Last week began the start of my favorite time of the year; baseball season. The time when 30 teams and 750 men begin a journey with the single goal of reaching ‘The Fall Classic’ and becoming the World Series Champions. These teams will also carry the hopes and dreams of millions of their fans who will hang on to every pitch, hit and defensive play over the next six months.
For those of you who know me well, you know where I was around mid-day yesterday. For those who don’t, it was not at my desk. So what does Opening Day have to do with business and in particular this business? At this point in the season, everyone is starting at the same spot, everyone has the same chance to win the World Series, and everyone has the same optimism. However, not all will succeed.
So, let me draw some parallels to baseball season and business.
Since 1961, when the MLB went to a 162-game season, 99.9% of teams win at least 54 games and lose 54 games each year. There have only ever been seven exceptions. The following teams lost less than 54 games; the 1961 Yankees, the 1969 Orioles, the 1998 Yankees, and the 2001 Mariners. On the other side of the equation, the following teams failed to win at least 54 games; the 1962 Mets, the 2003 Tigers and unfortunately the 2018 Orioles. This is not much different than a business year. According to the law of averages you are going to be successful about a third of the time, and have your challenges (loses) about a third of the time. What separates the winners from the losers, the good from the great, the ones that hit their goals from those who don’t, is what they do with the 54 games in the middle. The teams that win and excel over those 54 take home the trophy. While those who don’t, go home.
In business, as in sport, it is all about the TEAM. The season is long, and everyone on the team needs to be ready when needed. Everyone has a role, and while no team has 9 All-Stars, they are all professionals and need to be prepared when called on to contribute, and to the best of their ability. In 2016 when the Chicago Cubs won the World Series, they used 45 different players on the way to becoming champions. Alongside the players, an entire team of clubhouse and front office professionals worked behind the scenes to support the players on the field. Fern has a clubhouse and front office team in every branch—the branch teams and the office support teams all contribute to our client’s success. Everyone on the team matters and everyone contributes to the success of an event. A winning attitude is fostered by a collaborative cuture that starts at the top and goes all the way through an organization.
Preparation matters. What happens between the lines is the ‘fun’ part of the game. The hard work is done before and after the game. In the weight room, on the practice field, and in the bullpen. Hitting hundreds of balls off a tee, constantly studying to gain knowledge and having coaches (management) push us to deliver at the highest level, is all part of the game. For Fern, being on show site, setting booths for exhibitors, and hanging graphics is our game day. The outcome and level of satisfaction our clients experience are in direct correlation to how we prepare.

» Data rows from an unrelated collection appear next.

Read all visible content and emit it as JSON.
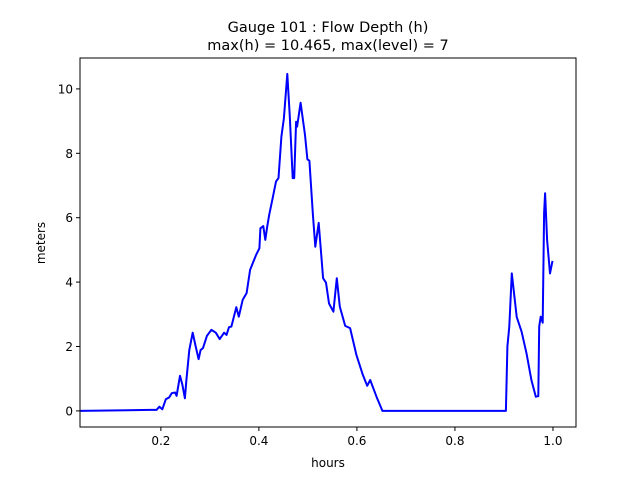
{
  "chart_data": {
    "type": "line",
    "title_line1": "Gauge 101 : Flow Depth (h)",
    "title_line2": "max(h) =  10.465,    max(level) = 7",
    "xlabel": "hours",
    "ylabel": "meters",
    "xlim": [
      0.035,
      1.047
    ],
    "ylim": [
      -0.5,
      10.96
    ],
    "xticks": [
      0.2,
      0.4,
      0.6,
      0.8,
      1.0
    ],
    "xtick_labels": [
      "0.2",
      "0.4",
      "0.6",
      "0.8",
      "1.0"
    ],
    "yticks": [
      0,
      2,
      4,
      6,
      8,
      10
    ],
    "ytick_labels": [
      "0",
      "2",
      "4",
      "6",
      "8",
      "10"
    ],
    "grid": false,
    "line_color": "#0000ff",
    "series": [
      {
        "x": [
          0.035,
          0.178,
          0.191,
          0.197,
          0.203,
          0.21,
          0.217,
          0.222,
          0.229,
          0.232,
          0.239,
          0.244,
          0.249,
          0.252,
          0.258,
          0.265,
          0.271,
          0.277,
          0.281,
          0.286,
          0.294,
          0.303,
          0.312,
          0.32,
          0.329,
          0.334,
          0.339,
          0.344,
          0.354,
          0.359,
          0.367,
          0.375,
          0.382,
          0.394,
          0.401,
          0.403,
          0.409,
          0.413,
          0.417,
          0.421,
          0.428,
          0.435,
          0.44,
          0.446,
          0.451,
          0.458,
          0.463,
          0.469,
          0.472,
          0.476,
          0.478,
          0.485,
          0.494,
          0.499,
          0.503,
          0.51,
          0.515,
          0.522,
          0.531,
          0.537,
          0.543,
          0.552,
          0.559,
          0.565,
          0.576,
          0.586,
          0.599,
          0.612,
          0.621,
          0.627,
          0.64,
          0.652,
          0.708,
          0.904,
          0.907,
          0.911,
          0.916,
          0.926,
          0.936,
          0.946,
          0.956,
          0.965,
          0.97,
          0.972,
          0.975,
          0.979,
          0.982,
          0.984,
          0.988,
          0.994,
          0.999
        ],
        "y": [
          0,
          0.03,
          0.03,
          0.13,
          0.05,
          0.36,
          0.42,
          0.55,
          0.57,
          0.47,
          1.09,
          0.81,
          0.39,
          0.96,
          1.89,
          2.43,
          2.0,
          1.61,
          1.89,
          1.95,
          2.33,
          2.52,
          2.43,
          2.23,
          2.43,
          2.36,
          2.6,
          2.62,
          3.22,
          2.93,
          3.45,
          3.66,
          4.38,
          4.84,
          5.05,
          5.67,
          5.74,
          5.31,
          5.72,
          6.09,
          6.6,
          7.12,
          7.23,
          8.52,
          9.09,
          10.465,
          9.14,
          7.23,
          7.23,
          8.98,
          8.83,
          9.57,
          8.57,
          7.81,
          7.77,
          6.14,
          5.1,
          5.84,
          4.12,
          3.98,
          3.34,
          3.08,
          4.12,
          3.24,
          2.64,
          2.57,
          1.74,
          1.12,
          0.78,
          0.96,
          0.44,
          0,
          0,
          0,
          2.0,
          2.62,
          4.27,
          2.92,
          2.46,
          1.79,
          0.96,
          0.44,
          0.46,
          2.62,
          2.93,
          2.74,
          6.14,
          6.76,
          5.31,
          4.27,
          4.66
        ]
      }
    ]
  }
}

Little things matter. The difference between a .300 batting average (Hall of Fame Status) and a .250 batting average comes down to 18-24 hits throughout the season. In essence, one hit a week. In 2018 the average number of games separating first place from second place was six games, or just under 3%. The little things do matter; it separates good from great and determines champions. Is your contractor doing the little things needed to ensure a GREAT event vs. a GOOD event?
Spring training is over; the season has started. How will your team, your teammates and you perform during those 54 games in the middle? Is everyone prepared? Are they doing the little things?